Les principaux ports négriers procédant au commerce triangulaire étaient Nantes, Bordeaux, le Havre et la Rochelle, tandis que, parmi les plus importants centres de la traite figuraient le Ghana, le Togo, le Bénin, la Mauritanie, la Sierra Leone, le Congo, l’Angola, le Nigeria, sans oublier Gorée au Sénégal.
Prisonniers de guerre ou familles entières capturées au cours de razzias, les esclaves étaient rapidement mis en vente aux enchères dans leur pays d’origine par lots appelés «pièces d’Inde». Le prix dépendait de l’âge, du sexe, et de la robustesse physique de l’individu. Dès son achat, l’esclave, appelé aussi «bois d’ébène», était marqué au fer rouge aux initiales de son maître.
Entassés et enchaînés dans les entreponts des navires négriers, beaucoup d’esclaves (15% en moyenne) mouraient durant les traversées, à cause des mauvaises conditions d’hygiène et des épidémies. Les suicides par désespoir, qui valurent à ces bateaux le nom de «bières flottantes», n’étaient pas rares non plus.
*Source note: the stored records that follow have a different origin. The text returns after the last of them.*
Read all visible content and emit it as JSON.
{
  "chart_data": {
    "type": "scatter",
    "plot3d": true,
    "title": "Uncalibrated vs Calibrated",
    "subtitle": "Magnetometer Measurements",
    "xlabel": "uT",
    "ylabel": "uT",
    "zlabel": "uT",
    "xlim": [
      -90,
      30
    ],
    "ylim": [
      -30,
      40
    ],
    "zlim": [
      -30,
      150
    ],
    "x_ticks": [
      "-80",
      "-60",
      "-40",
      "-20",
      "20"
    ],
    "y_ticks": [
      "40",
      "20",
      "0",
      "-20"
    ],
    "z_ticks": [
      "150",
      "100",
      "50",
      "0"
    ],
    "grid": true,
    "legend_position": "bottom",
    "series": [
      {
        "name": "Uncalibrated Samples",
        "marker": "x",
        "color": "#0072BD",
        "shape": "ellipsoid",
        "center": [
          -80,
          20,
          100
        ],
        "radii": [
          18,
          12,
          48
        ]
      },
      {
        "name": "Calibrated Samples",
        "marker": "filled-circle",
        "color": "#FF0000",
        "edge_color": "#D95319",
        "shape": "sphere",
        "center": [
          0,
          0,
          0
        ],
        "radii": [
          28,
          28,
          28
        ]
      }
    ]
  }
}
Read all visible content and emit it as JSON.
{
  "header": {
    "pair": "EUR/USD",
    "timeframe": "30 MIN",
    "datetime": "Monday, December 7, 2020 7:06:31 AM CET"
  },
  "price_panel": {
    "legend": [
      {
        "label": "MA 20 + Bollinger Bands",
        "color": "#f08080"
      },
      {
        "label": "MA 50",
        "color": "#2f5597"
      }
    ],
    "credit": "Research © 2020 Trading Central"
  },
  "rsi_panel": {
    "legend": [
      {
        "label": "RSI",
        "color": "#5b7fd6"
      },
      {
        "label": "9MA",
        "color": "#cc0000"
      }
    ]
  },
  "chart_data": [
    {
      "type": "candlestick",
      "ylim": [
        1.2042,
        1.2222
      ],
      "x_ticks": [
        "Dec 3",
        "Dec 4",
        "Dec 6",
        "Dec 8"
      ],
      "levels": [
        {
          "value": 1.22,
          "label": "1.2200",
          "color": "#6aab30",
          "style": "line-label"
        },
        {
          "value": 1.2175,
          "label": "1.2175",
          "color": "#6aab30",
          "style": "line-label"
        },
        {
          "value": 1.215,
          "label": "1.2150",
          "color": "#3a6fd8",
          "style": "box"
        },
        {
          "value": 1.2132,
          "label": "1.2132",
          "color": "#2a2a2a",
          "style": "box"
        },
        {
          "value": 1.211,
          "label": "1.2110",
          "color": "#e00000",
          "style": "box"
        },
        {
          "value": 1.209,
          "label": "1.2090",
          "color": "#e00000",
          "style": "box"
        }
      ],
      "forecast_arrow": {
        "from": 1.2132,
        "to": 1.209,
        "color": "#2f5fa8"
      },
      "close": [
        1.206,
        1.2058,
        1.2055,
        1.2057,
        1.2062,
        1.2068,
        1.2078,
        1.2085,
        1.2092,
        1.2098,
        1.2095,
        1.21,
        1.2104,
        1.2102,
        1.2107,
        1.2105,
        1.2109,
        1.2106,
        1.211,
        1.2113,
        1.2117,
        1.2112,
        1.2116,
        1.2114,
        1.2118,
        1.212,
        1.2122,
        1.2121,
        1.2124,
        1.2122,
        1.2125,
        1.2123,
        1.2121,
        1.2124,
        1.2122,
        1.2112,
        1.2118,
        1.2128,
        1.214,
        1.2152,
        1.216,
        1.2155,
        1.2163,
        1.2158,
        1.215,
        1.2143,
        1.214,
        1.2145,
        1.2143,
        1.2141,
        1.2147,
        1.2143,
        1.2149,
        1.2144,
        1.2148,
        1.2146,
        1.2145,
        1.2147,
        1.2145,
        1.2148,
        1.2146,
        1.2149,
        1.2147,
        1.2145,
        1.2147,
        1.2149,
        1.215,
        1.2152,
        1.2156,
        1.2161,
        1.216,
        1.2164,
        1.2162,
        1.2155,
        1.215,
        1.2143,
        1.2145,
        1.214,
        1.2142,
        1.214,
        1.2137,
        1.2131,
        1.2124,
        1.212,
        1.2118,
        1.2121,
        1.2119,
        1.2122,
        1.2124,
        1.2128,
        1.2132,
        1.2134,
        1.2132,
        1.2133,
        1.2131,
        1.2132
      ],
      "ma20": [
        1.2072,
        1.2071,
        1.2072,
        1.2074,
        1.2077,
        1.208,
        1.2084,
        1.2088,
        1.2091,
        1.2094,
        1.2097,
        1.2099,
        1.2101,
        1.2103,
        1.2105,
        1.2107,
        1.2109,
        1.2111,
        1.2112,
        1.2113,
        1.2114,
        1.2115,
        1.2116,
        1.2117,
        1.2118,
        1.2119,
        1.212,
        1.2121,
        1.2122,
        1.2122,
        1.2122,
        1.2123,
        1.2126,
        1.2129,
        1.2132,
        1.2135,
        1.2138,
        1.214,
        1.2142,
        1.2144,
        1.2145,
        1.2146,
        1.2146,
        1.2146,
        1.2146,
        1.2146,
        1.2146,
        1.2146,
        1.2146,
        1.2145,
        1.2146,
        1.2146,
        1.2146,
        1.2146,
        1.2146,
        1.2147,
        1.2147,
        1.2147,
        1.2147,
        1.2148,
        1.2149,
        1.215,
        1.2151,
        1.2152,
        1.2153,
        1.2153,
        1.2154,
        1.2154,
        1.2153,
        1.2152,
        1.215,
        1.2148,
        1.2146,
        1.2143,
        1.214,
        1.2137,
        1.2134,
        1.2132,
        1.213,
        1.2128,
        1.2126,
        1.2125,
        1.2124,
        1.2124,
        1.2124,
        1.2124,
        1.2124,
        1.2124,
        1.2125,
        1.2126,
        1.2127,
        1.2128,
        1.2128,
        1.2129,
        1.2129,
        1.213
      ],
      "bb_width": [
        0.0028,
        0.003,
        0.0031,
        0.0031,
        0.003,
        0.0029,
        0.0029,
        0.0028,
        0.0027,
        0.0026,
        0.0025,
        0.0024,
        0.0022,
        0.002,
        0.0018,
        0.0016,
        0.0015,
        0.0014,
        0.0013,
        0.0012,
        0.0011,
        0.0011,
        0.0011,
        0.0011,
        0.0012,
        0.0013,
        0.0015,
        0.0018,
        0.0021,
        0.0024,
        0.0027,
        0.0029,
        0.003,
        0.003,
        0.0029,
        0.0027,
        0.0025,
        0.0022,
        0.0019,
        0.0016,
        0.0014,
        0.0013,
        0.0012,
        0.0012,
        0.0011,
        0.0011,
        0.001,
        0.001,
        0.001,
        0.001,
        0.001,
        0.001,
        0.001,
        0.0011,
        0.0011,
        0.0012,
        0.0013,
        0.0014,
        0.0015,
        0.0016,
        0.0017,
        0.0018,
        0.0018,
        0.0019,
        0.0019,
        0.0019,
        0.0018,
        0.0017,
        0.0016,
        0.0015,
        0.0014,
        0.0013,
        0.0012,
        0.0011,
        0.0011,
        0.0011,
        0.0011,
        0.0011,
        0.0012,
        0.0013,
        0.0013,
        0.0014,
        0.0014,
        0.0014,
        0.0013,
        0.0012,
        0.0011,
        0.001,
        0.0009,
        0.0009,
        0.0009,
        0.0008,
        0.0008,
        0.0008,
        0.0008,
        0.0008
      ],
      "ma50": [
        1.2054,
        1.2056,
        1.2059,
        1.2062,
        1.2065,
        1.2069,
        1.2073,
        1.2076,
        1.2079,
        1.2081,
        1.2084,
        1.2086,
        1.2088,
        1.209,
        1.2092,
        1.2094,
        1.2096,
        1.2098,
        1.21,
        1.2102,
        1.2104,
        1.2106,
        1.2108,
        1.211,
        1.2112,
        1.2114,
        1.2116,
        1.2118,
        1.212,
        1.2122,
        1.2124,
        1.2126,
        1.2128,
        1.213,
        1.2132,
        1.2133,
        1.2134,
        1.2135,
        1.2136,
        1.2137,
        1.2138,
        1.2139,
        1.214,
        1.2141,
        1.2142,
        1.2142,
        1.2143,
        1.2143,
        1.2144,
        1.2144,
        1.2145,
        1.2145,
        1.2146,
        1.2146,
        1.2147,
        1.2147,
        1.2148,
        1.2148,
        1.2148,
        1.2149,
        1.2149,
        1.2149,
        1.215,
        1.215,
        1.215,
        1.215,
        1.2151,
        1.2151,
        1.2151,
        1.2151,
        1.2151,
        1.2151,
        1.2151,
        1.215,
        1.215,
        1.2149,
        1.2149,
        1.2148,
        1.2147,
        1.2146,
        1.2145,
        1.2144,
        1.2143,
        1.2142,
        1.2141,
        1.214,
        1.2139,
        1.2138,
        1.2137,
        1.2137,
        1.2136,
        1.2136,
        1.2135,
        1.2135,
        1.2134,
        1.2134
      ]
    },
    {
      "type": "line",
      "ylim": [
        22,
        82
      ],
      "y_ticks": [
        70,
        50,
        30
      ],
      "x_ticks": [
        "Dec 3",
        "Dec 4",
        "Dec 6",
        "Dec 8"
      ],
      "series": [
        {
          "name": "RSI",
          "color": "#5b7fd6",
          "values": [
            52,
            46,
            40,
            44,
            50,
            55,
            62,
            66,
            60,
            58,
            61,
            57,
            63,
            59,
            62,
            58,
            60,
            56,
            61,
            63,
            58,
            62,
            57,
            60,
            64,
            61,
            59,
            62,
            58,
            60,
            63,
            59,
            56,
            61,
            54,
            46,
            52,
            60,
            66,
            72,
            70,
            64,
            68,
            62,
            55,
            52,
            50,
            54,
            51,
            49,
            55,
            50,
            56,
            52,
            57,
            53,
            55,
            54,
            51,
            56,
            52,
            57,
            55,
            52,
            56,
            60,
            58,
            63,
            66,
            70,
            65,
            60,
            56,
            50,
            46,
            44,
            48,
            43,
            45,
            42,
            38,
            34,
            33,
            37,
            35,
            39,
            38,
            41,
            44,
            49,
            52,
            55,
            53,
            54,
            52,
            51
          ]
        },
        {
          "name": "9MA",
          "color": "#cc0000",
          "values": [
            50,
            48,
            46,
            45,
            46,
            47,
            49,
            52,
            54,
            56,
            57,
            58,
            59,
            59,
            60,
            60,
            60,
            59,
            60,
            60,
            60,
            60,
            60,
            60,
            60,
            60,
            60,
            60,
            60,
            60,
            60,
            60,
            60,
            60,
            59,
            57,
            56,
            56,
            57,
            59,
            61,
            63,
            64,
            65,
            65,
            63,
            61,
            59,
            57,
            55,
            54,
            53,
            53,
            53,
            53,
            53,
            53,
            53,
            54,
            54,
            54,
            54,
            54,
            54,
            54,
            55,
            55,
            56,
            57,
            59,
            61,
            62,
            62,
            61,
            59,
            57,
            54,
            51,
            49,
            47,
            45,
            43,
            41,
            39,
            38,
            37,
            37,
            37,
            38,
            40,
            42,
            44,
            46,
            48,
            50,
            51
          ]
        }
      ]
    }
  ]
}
D’après les registres maritimes, on estime à près de douze millions le nombre d’esclaves exportés d’Afrique en Amérique entre la fin du XVe siècle et le milieu du XIXe siècle.
Malgré la dénonciation de la traite comme un «crime des nations», son rendement était tel que bien après son abolition, ce commerce illicite et odieux continuera à s’exercer de manière officieuse.